Maybe some autism docs?

I wish I knew.

Hi Aquariusgirl,

Please note that I am speaking from conversations with my doctor and I can't generalize beyond my impressions from my own care.

That said, I have the impression that he has found CFS patients very susceptible to side effects at doses that haven't caused side effects at other patients. As a result, he starts patients out at what seemed to be ridiculously low levels and tapers them up over a period of several months (I am deliberately leaving out dosage as I would not recommend that anyone try anti-virals without close supervision by an infectious disease specialist who is very familiar with which anti-viral for which infections and what to look for as far as side effects).

I went into my last appt. thinking I might need a higher dose and it turns out that I was actually showing signs of too much (turns out the very low doses were not so ridiculous after all). I suspect that if my doc had not seen hundreds of CFS patients and their response to anti-virals I might have come away with a Rx for a higher dose or we would have concluded that the anti-virals were a bust. Either of these conclusions would have been unfortunate.

As it is, I am now on a much lower dose and I seem to be slowly improving (side effects subsiding?) but we won't know for 3-4 weeks if that's the case.

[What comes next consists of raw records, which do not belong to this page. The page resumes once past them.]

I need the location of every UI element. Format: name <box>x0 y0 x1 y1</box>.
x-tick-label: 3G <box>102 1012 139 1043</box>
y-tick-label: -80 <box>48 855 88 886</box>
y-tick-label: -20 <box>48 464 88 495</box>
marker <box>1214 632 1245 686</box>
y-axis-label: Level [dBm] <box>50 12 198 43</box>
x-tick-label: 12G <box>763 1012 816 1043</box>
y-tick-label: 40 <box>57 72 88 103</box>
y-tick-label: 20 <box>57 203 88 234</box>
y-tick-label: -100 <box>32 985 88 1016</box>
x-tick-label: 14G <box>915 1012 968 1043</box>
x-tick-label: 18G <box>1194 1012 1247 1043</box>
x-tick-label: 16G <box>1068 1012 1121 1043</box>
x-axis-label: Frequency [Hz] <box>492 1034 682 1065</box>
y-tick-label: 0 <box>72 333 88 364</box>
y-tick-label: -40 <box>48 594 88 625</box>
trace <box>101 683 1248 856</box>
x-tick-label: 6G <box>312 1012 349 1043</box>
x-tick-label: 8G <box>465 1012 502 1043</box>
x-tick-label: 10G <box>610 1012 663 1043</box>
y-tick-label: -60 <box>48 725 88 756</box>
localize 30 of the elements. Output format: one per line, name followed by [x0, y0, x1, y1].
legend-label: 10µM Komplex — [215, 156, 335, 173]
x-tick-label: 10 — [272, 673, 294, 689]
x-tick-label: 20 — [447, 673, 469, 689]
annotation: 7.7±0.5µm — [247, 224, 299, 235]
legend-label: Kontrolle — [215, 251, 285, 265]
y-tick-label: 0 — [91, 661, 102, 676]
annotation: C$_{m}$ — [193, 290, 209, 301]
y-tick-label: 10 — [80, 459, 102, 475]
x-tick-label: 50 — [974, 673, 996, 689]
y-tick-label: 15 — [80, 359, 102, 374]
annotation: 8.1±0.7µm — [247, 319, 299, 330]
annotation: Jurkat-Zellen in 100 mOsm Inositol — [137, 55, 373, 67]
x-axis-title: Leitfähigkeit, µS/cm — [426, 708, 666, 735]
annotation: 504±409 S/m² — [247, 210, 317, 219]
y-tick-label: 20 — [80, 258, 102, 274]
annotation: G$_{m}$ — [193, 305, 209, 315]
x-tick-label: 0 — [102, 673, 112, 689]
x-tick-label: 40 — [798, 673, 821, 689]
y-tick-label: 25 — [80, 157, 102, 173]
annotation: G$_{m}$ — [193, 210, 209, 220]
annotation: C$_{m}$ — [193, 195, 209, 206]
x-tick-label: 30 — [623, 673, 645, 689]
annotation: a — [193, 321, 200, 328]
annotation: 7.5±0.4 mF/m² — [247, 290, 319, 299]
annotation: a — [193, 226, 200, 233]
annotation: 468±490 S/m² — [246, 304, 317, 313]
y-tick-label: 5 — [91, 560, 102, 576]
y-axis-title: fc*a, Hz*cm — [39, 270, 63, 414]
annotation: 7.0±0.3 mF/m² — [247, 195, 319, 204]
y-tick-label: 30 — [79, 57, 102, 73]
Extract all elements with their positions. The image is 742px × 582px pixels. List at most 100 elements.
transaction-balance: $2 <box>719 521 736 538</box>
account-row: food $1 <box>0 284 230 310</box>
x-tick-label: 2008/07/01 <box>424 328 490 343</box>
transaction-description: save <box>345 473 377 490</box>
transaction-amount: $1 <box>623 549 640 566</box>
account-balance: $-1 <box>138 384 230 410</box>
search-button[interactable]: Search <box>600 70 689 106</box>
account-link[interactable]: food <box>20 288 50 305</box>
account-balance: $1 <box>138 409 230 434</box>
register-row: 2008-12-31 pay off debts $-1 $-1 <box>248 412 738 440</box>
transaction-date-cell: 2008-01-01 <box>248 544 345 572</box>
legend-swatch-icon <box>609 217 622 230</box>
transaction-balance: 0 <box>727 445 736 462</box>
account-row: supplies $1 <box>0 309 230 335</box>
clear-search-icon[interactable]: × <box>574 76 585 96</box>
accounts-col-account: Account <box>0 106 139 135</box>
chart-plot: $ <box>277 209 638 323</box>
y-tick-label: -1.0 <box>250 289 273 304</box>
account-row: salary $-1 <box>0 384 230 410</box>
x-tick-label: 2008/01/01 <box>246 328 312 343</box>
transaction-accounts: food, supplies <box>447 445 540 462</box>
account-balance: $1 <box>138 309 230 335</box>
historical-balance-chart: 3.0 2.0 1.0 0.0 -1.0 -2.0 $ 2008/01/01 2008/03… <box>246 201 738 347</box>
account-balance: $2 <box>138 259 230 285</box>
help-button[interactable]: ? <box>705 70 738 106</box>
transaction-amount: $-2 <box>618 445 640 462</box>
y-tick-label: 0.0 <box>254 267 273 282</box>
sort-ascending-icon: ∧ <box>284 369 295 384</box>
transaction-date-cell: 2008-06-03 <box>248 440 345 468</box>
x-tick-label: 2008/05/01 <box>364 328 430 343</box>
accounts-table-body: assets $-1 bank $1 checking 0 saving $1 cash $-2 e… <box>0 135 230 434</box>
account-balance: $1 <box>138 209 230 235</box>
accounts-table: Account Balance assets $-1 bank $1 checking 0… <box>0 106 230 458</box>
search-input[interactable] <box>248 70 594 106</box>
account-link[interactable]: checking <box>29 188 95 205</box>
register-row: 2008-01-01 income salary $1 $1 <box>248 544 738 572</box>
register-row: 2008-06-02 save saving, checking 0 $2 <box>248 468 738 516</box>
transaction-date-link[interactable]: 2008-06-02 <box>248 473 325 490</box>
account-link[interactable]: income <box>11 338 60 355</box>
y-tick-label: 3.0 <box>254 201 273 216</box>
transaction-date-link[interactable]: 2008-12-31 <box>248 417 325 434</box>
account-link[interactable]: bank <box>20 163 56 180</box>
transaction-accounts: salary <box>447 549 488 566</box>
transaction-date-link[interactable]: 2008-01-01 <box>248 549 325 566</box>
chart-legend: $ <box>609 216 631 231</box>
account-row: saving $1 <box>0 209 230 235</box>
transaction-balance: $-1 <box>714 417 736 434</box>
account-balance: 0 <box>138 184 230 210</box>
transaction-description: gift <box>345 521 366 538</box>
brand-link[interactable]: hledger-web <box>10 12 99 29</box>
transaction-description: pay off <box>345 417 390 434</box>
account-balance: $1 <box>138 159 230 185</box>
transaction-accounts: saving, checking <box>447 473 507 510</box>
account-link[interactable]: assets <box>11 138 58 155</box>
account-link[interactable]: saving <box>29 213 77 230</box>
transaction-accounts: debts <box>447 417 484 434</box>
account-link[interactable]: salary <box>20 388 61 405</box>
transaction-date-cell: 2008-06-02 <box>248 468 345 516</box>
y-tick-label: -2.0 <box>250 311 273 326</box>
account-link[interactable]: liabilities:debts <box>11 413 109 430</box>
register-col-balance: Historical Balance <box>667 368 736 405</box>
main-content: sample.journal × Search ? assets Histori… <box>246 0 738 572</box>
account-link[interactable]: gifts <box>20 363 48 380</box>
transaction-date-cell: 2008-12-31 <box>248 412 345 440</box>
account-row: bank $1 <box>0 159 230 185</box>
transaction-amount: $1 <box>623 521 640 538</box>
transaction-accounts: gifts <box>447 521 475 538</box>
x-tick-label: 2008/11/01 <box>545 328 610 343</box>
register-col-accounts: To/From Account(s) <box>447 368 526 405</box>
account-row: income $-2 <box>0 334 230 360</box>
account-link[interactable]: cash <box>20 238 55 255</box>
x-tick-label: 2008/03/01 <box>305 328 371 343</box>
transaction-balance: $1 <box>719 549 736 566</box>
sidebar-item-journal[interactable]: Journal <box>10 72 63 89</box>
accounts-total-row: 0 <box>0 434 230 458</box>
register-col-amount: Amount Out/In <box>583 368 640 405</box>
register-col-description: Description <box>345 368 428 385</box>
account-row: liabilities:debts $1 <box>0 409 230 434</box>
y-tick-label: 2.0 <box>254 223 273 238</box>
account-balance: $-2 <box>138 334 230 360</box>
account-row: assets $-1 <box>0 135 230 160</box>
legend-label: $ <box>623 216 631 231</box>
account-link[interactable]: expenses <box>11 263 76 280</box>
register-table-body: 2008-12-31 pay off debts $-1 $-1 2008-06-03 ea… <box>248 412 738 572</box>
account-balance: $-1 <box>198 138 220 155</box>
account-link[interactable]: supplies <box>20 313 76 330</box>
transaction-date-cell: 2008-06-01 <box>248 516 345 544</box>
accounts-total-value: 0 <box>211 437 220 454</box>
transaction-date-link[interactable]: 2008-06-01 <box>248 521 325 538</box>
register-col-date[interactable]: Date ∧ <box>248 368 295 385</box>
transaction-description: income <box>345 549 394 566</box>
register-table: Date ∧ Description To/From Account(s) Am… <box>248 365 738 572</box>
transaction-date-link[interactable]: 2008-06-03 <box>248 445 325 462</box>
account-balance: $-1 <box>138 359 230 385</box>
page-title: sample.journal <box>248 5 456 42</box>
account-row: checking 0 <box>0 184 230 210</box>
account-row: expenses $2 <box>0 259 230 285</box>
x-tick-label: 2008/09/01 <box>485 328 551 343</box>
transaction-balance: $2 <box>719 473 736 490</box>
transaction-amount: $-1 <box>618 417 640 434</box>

As far as adenosine and methylation goes, we haven't discussed that aspect of anti-virals. Our conversations have revolved around rest and the anti-virals giving a weakened immune system a break from fighting off one of my more severe viral infections.

I hope this helps.

 

[heapsreal]

hi, ive been looking at a few of my previous threads in the past and i think i have plateaued or slightly gone backwards since moving from famvir to valtrex over last 6 months. Dont think its shonky valtrex cause when i have stop it i crashed and when back on valtrex improved. IM just wondering if famvir is my drug, more effective against ebv, while others find valtrex better choice for them.im going to order through an internet pharmacy and see how it go's and if no luck will order the very expensive overpriced famvir from here. Dont quote me but have read famvir has a broarder range of action, also read it has some action against entroviruses. We will see what happens.

cheers!!!

 

[heapsreal]

started famvir at 250mg twice a day today, this was the regime i was on when i improved alot. My last blood test showed all my lymphocytes were elevated again so will be keeping an eye on this as well. Im wondering if this dose of famvir is stronger then the 500mg twice a day of valtrex i was on. Im still better then pre av's but just starting to slide back abit. Also dr lerners recommendations are 1000mg 4 times a day, which i may also look into. Im going to give it about 2 months then add cycloferon to the mix which works in a similar way to immunovir but cheaper.

What i found interesting in Maija Haavisto's book 'reviving the broken marionette' is that when it mentions famvir and its activity against herpes viruses, ebv etc but also hepatittis B and other retroviruses and also mentions being effective against herpes viruses that are resistant to other medications. Maybe it has alot broader action against viruses then we actually know about.

Its such an up and down disease which makes it so frustrating, i know there are others alot worse then me but im hoping to one day get back to exercising at full speed and competitive sport(got to have dreams) as well as being active with the kids, at the moment im just working fulltime with a few sickies and being a lazy bum when not at work, and insomnia go's without saying. Im going to drop all the sleep meds for awhile and see what happens, atleast give my body a break from them and reduce my tolerance to them.